O brasileiro dom João de Aviz troca farpas com o poderoso camerlengo, Tarcisio Bertone

Uma discussão entre o cardeal emérito de Brasília, dom João Braz de Aviz, e o cardeal camerlengo, o italiano Tarcisio Bertone, ganhou as páginas da imprensa italiana e deixou entrever as divisões expostas nas Congregações Gerais — as reuniões prévias ao conclave, com participação de todos os cardeais presentes no Vaticano. Na última dessas sessões, na manhã de segunda-feira, Bertone, ex-secretário de Estado do Vaticano, repreendeu o brasileiro, que é prefeito da Congregação para os Institutos de Vida Consagrada e as Sociedades de Vida Apostólica, pelo discurso feito no sábado. Nele, segundo os jornais La Repubblica e La Stampa, dom João de Aviz teria arrancado aplausos dos pares com críticas à Cúria Romana e a cobrança de transparência a respeito da situação do Instituto para Obras da Religião (IOR, conhecido como Banco do Vaticano).

Acusado de ter vazado para os jornalistas informações sobre os debates nas Congregações Gerais, o brasileiro rebateu afirmando que as informações poderiam ter sido filtradas "pela organização". Recém-chegado à Santa Sé, dom João conquistou espaço considerável, mas não é visto como "curialista" e parece ter refletido o descontentamento de numerosos cardeais com Bertone, que concentrou vastos poderes durante o pontificado de Bento XVI.

Descentralização administrativa e transparência nos negócios do IOR foram temas de diversas intervenções ao longo das reuniões preparatórias.
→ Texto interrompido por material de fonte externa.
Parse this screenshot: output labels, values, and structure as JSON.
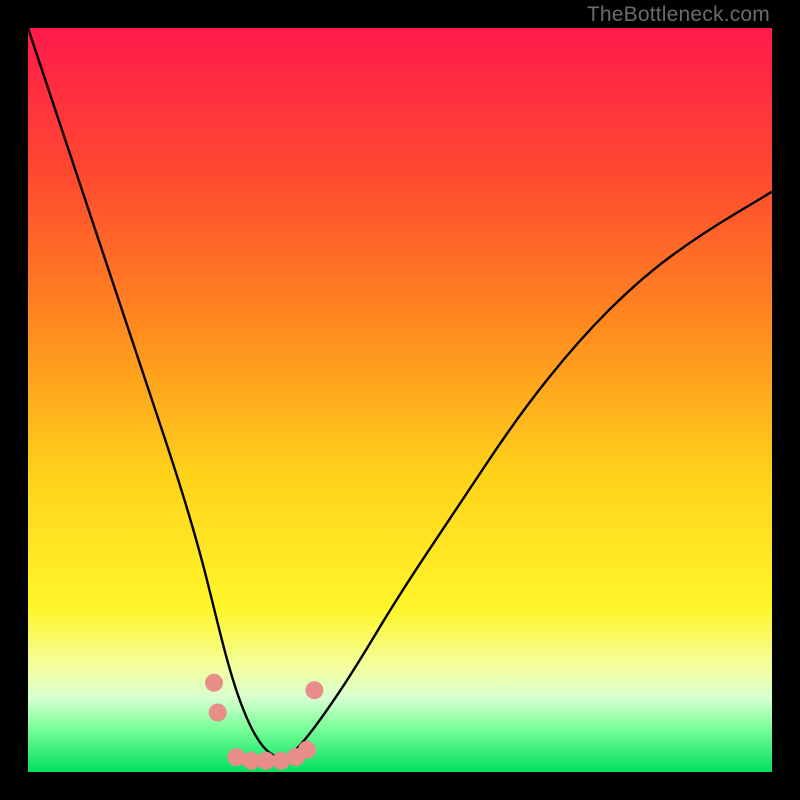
{
  "watermark": "TheBottleneck.com",
  "chart_data": {
    "type": "line",
    "title": "",
    "xlabel": "",
    "ylabel": "",
    "xlim": [
      0,
      100
    ],
    "ylim": [
      0,
      100
    ],
    "gradient_stops": [
      {
        "offset": 0,
        "color": "#ff1a4b"
      },
      {
        "offset": 20,
        "color": "#ff4a2f"
      },
      {
        "offset": 40,
        "color": "#ff8a1f"
      },
      {
        "offset": 60,
        "color": "#ffd21a"
      },
      {
        "offset": 78,
        "color": "#fff62a"
      },
      {
        "offset": 86,
        "color": "#f3ffa0"
      },
      {
        "offset": 90,
        "color": "#d8ffd0"
      },
      {
        "offset": 94,
        "color": "#7dff9a"
      },
      {
        "offset": 100,
        "color": "#00e060"
      }
    ],
    "curve": {
      "x": [
        0,
        4,
        8,
        12,
        16,
        20,
        23,
        25,
        27,
        29,
        31,
        33,
        35,
        37,
        40,
        44,
        50,
        58,
        66,
        74,
        82,
        90,
        100
      ],
      "y": [
        100,
        88,
        76,
        64,
        52,
        40,
        30,
        22,
        14,
        8,
        4,
        2,
        2,
        4,
        8,
        14,
        24,
        36,
        48,
        58,
        66,
        72,
        78
      ]
    },
    "markers": {
      "color": "#e98d89",
      "radius": 9,
      "points": [
        {
          "x": 25.0,
          "y": 12.0
        },
        {
          "x": 25.5,
          "y": 8.0
        },
        {
          "x": 28.0,
          "y": 2.0
        },
        {
          "x": 30.0,
          "y": 1.5
        },
        {
          "x": 32.0,
          "y": 1.5
        },
        {
          "x": 34.0,
          "y": 1.5
        },
        {
          "x": 36.0,
          "y": 2.0
        },
        {
          "x": 37.5,
          "y": 3.0
        },
        {
          "x": 38.5,
          "y": 11.0
        }
      ]
    }
  }
}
Cardeais reclamaram informações sobre as circunstâncias que cercaram a demissão do diretor do banco, Ettore Gotti Tedeschi. Uma semana antes, ele teria comunicado a Bertone a intenção de implantar mudanças. Na época, Tedeschi disse à agência Reuters que havia "pagado pela minha transparência".
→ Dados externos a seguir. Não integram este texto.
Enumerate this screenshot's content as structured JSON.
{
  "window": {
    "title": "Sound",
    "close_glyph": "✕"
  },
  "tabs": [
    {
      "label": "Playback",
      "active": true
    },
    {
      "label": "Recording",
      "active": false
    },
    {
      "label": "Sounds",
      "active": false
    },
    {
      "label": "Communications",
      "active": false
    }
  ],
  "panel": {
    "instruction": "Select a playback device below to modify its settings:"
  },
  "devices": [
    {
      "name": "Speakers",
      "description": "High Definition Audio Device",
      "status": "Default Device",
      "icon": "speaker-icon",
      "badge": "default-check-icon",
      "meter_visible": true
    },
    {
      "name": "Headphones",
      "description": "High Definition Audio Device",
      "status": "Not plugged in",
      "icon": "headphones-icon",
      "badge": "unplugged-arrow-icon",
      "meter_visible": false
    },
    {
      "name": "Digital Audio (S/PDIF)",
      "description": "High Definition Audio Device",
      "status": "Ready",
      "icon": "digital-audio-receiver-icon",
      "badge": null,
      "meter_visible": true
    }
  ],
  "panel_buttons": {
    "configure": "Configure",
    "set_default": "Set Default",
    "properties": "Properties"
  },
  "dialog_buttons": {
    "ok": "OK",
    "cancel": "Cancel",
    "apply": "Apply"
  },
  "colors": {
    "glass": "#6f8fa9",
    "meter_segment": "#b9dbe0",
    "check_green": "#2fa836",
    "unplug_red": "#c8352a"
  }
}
O cardeal nigeriano John Olorunfemi Onaiyekan aumentou a pressão pública em entrevista concedida na segunda-feira à emissora de TV italiana La7. "O IOR não é essencial para o ministério do Santo Padre. Eu não sei se São Pedro tinha um banco. O IOR não é essencial, não é sacramental, não é um dogma", afirmou, de acordo com o site do canal. O porta-voz do Vaticano, padre Federico Lombardi, confirmou que o camerlengo conversou sobre o IOR nas Congregações Gerais, mas limitou-se a dizer que o cardeal "foi conciso".

DIVISÕES As críticas de dom João à Santa Sé expõem a distância entre ele e outros dos cinco brasileiros que participam do conclave. Tido como mais próximo à Cúria, o arcebispo de São Paulo, dom Odilo Scherer, teria discursado em favor da gestão das finanças da Igreja. Citado insistentemente entre os papabili mais cotados para suceder Bento XVI, dom Odilo é um dos responsáveis pela supervisão do IOR, o que poderia ter dificultado uma maior aceitação de seu nome entre os 115 cardeais eleitores. Segundo o La Repubblica, a proximidade do brasileiro com o "partido romano" custou-lhe apoio: de 25 votos estimados pelos vaticanistas, ele teria passado para 18 em apenas um dia.

A falta de unidade entre os cardeais brasileiros não tinha escapado à atenção dos observadores. "Não me estranha que tenham opiniões diferentes e é bem provável que nem todos apoiem o arcebispo de São Paulo", analisa o padre Jesus Hortal Sánchez, professor da PUC do Rio de Janeiro. Hortal explica que as diferenças na formação e na origem dos religiosos se sobrepõem à nacionalidade comum.

Inicialmente ofuscado por uma articulação de peso em favor de dom Odilo, no início das Congregações, dom João voltou a ser visto como possível alternativa aos favoritos, na reta final do período pré-conclave. "Para o momento atual da Igreja, seria a melhor opção", arrisca o vaticanista italiano Luigi Sandri, 73 anos, que vê a escolha de um brasileiro como "quase obrigatória", caso os cardeais se inclinem por não eleger um europeu. Na opinião de um religioso que vive no Vaticano há mais de 10 anos, porém, o cardeal emérito de Brasília tem poucas chances de subir ao Trono de Pedro: "É um homem influente, mas desta vez vai ficar onde está".